Spatial and temporal distributions of U.S. winds and wind power at 80 m derived from measurements



This article is corrected by:

  1. Errata: Correction to “Spatial and temporal distributions of U.S. winds and wind power at 80 m derived from measurements” Volume 109, Issue D20, Article first published online: 27 October 2004


[1] This is a study to quantify U.S. wind power at 80 m (the hub height of large wind turbines) and to investigate whether winds from a network of farms can provide a steady and reliable source of electric power. Data from 1327 surface stations and 87 soundings in the United States for the year 2000 were used. Several methods were tested to extrapolate 10-m wind measurements to 80 m. The most accurate, a least squares fit based on twice-a-day wind profiles from the soundings, resulted in 80-m wind speeds that are, on average, 1.3–1.7 m/s faster than those obtained from the most common methods previously used to obtain elevated data for U.S. wind power maps, a logarithmic law and a power law, both with constant coefficients. The results suggest that U.S. wind power at 80 m may be substantially greater than previously estimated. It was found that 24% of all stations (and 37% of all coastal/offshore stations) are characterized by mean annual speeds ≥6.9 m/s at 80 m, implying that the winds over possibly one quarter of the United States are strong enough to provide electric power at a direct cost equal to that of a new natural gas or coal power plant.
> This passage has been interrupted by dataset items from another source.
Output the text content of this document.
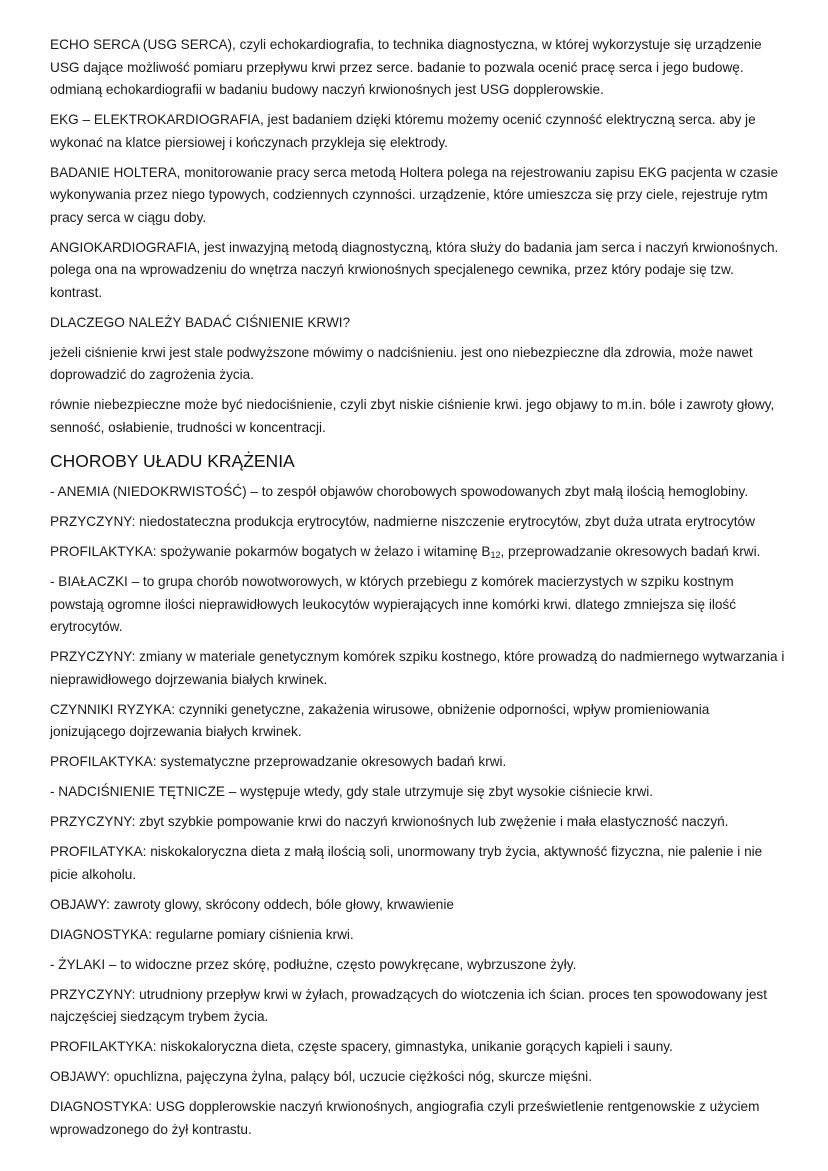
ECHO SERCA (USG SERCA), czyli echokardiografia, to technika diagnostyczna, w której wykorzystuje się urządzenie USG dające możliwość pomiaru przepływu krwi przez serce. badanie to pozwala ocenić pracę serca i jego budowę. odmianą echokardiografii w badaniu budowy naczyń krwionośnych jest USG dopplerowskie.

EKG – ELEKTROKARDIOGRAFIA, jest badaniem dzięki któremu możemy ocenić czynność elektryczną serca. aby je wykonać na klatce piersiowej i kończynach przykleja się elektrody.

BADANIE HOLTERA, monitorowanie pracy serca metodą Holtera polega na rejestrowaniu zapisu EKG pacjenta w czasie wykonywania przez niego typowych, codziennych czynności. urządzenie, które umieszcza się przy ciele, rejestruje rytm pracy serca w ciągu doby.

ANGIOKARDIOGRAFIA, jest inwazyjną metodą diagnostyczną, która służy do badania jam serca i naczyń krwionośnych. polega ona na wprowadzeniu do wnętrza naczyń krwionośnych specjalenego cewnika, przez który podaje się tzw. kontrast.

DLACZEGO NALEŻY BADAĆ CIŚNIENIE KRWI?

jeżeli ciśnienie krwi jest stale podwyższone mówimy o nadciśnieniu. jest ono niebezpieczne dla zdrowia, może nawet doprowadzić do zagrożenia życia.

równie niebezpieczne może być niedociśnienie, czyli zbyt niskie ciśnienie krwi. jego objawy to m.in. bóle i zawroty głowy, senność, osłabienie, trudności w koncentracji.

CHOROBY UŁADU KRĄŻENIA

- ANEMIA (NIEDOKRWISTOŚĆ) – to zespół objawów chorobowych spowodowanych zbyt małą ilością hemoglobiny.

PRZYCZYNY: niedostateczna produkcja erytrocytów, nadmierne niszczenie erytrocytów, zbyt duża utrata erytrocytów

PROFILAKTYKA: spożywanie pokarmów bogatych w żelazo i witaminę $B_{12}$, przeprowadzanie okresowych badań krwi.

- BIAŁACZKI – to grupa chorób nowotworowych, w których przebiegu z komórek macierzystych w szpiku kostnym powstają ogromne ilości nieprawidłowych leukocytów wypierających inne komórki krwi. dlatego zmniejsza się ilość erytrocytów.

PRZYCZYNY: zmiany w materiale genetycznym komórek szpiku kostnego, które prowadzą do nadmiernego wytwarzania i nieprawidłowego dojrzewania białych krwinek.

CZYNNIKI RYZYKA: czynniki genetyczne, zakażenia wirusowe, obniżenie odporności, wpływ promieniowania jonizującego dojrzewania białych krwinek.

PROFILAKTYKA: systematyczne przeprowadzanie okresowych badań krwi.

- NADCIŚNIENIE TĘTNICZE – występuje wtedy, gdy stale utrzymuje się zbyt wysokie ciśniecie krwi.

PRZYCZYNY: zbyt szybkie pompowanie krwi do naczyń krwionośnych lub zwężenie i mała elastyczność naczyń.

PROFILATYKA: niskokaloryczna dieta z małą ilością soli, unormowany tryb życia, aktywność fizyczna, nie palenie i nie picie alkoholu.

OBJAWY: zawroty glowy, skrócony oddech, bóle głowy, krwawienie

DIAGNOSTYKA: regularne pomiary ciśnienia krwi.

- ŻYLAKI – to widoczne przez skórę, podłużne, często powykręcane, wybrzuszone żyły.

PRZYCZYNY: utrudniony przepływ krwi w żyłach, prowadzących do wiotczenia ich ścian. proces ten spowodowany jest najczęściej siedzącym trybem życia.

PROFILAKTYKA: niskokaloryczna dieta, częste spacery, gimnastyka, unikanie gorących kąpieli i sauny.

OBJAWY: opuchlizna, pajęczyna żylna, palący ból, uczucie ciężkości nóg, skurcze mięśni.

DIAGNOSTYKA: USG dopplerowskie naczyń krwionośnych, angiografia czyli prześwietlenie rentgenowskie z użyciem wprowadzonego do żył kontrastu.
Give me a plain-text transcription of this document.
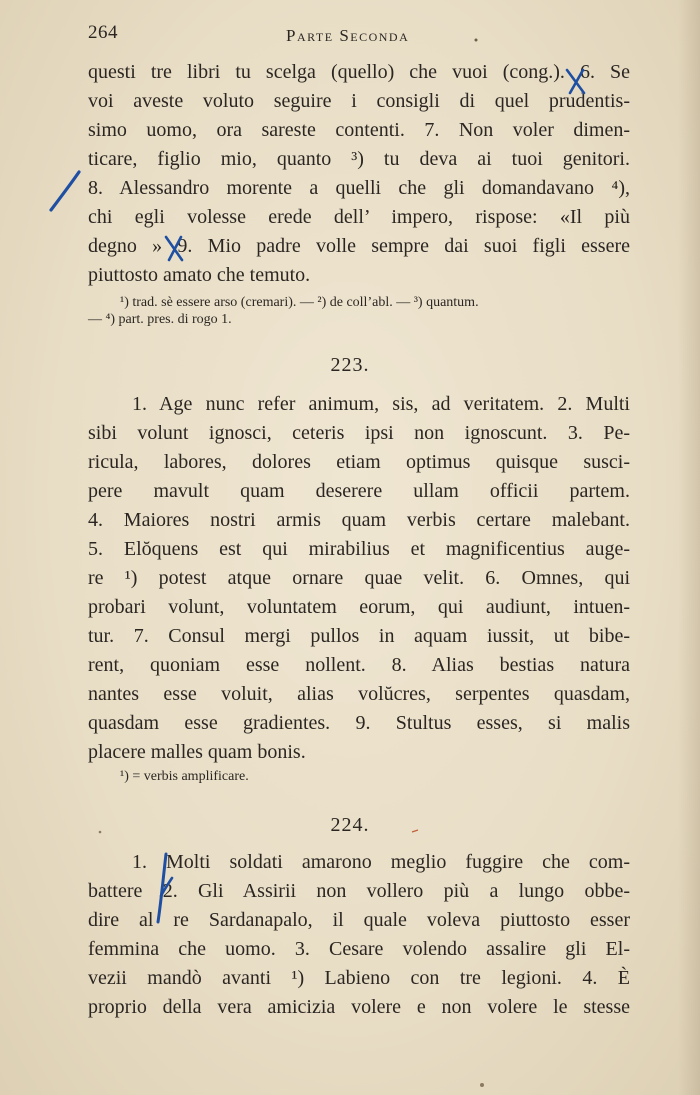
264	Parte Seconda
questi tre libri tu scelga (quello) che vuoi (cong.). 6. Se
voi aveste voluto seguire i consigli di quel prudentis-
simo uomo, ora sareste contenti. 7. Non voler dimen-
ticare, figlio mio, quanto ³) tu deva ai tuoi genitori.
8. Alessandro morente a quelli che gli domandavano ⁴),
chi egli volesse erede dell’ impero, rispose: «Il più
degno » 9. Mio padre volle sempre dai suoi figli essere
piuttosto amato che temuto.
¹) trad. sè essere arso (cremari). — ²) de coll’abl. — ³) quantum.
— ⁴) part. pres. di rogo 1.
223.
1. Age nunc refer animum, sis, ad veritatem. 2. Multi
sibi volunt ignosci, ceteris ipsi non ignoscunt. 3. Pe-
ricula, labores, dolores etiam optimus quisque susci-
pere mavult quam deserere ullam officii partem.
4. Maiores nostri armis quam verbis certare malebant.
5. Elŏquens est qui mirabilius et magnificentius auge-
re ¹) potest atque ornare quae velit. 6. Omnes, qui
probari volunt, voluntatem eorum, qui audiunt, intuen-
tur. 7. Consul mergi pullos in aquam iussit, ut bibe-
rent, quoniam esse nollent. 8. Alias bestias natura
nantes esse voluit, alias volŭcres, serpentes quasdam,
quasdam esse gradientes. 9. Stultus esses, si malis
placere malles quam bonis.
¹) = verbis amplificare.
224.
1. Molti soldati amarono meglio fuggire che com-
battere 2. Gli Assirii non vollero più a lungo obbe-
dire al re Sardanapalo, il quale voleva piuttosto esser
femmina che uomo. 3. Cesare volendo assalire gli El-
vezii mandò avanti ¹) Labieno con tre legioni. 4. È
proprio della vera amicizia volere e non volere le stesse
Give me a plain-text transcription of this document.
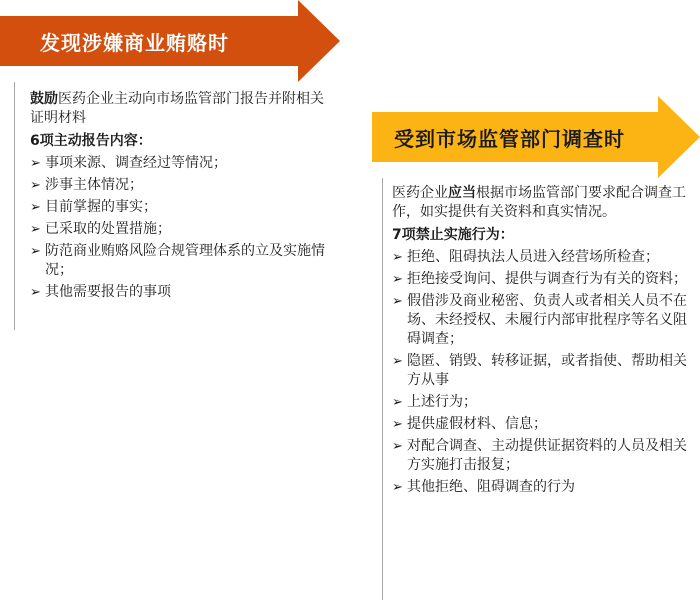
发现涉嫌商业贿赂时

鼓励医药企业主动向市场监管部门报告并附相关证明材料

6项主动报告内容：
➢ 事项来源、调查经过等情况；
➢ 涉事主体情况；
➢ 目前掌握的事实；
➢ 已采取的处置措施；
➢ 防范商业贿赂风险合规管理体系的立及实施情况；
➢ 其他需要报告的事项
受到市场监管部门调查时

医药企业应当根据市场监管部门要求配合调查工作，如实提供有关资料和真实情况。

7项禁止实施行为：
➢ 拒绝、阻碍执法人员进入经营场所检查；
➢ 拒绝接受询问、提供与调查行为有关的资料；
➢ 假借涉及商业秘密、负责人或者相关人员不在场、未经授权、未履行内部审批程序等名义阻碍调查；
➢ 隐匿、销毁、转移证据，或者指使、帮助相关方从事
➢ 上述行为；
➢ 提供虚假材料、信息；
➢ 对配合调查、主动提供证据资料的人员及相关方实施打击报复；
➢ 其他拒绝、阻碍调查的行为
The greatest previously uncharted reservoir of wind power in the continental United States is offshore and nearshore along the southeastern and southern coasts. When multiple wind sites are considered, the number of days with no wind power and the standard deviation of the wind speed, integrated across all sites, are substantially reduced in comparison with when one wind site is considered. Therefore a network of wind farms in locations with high annual mean wind speeds may provide a reliable and abundant source of electric power.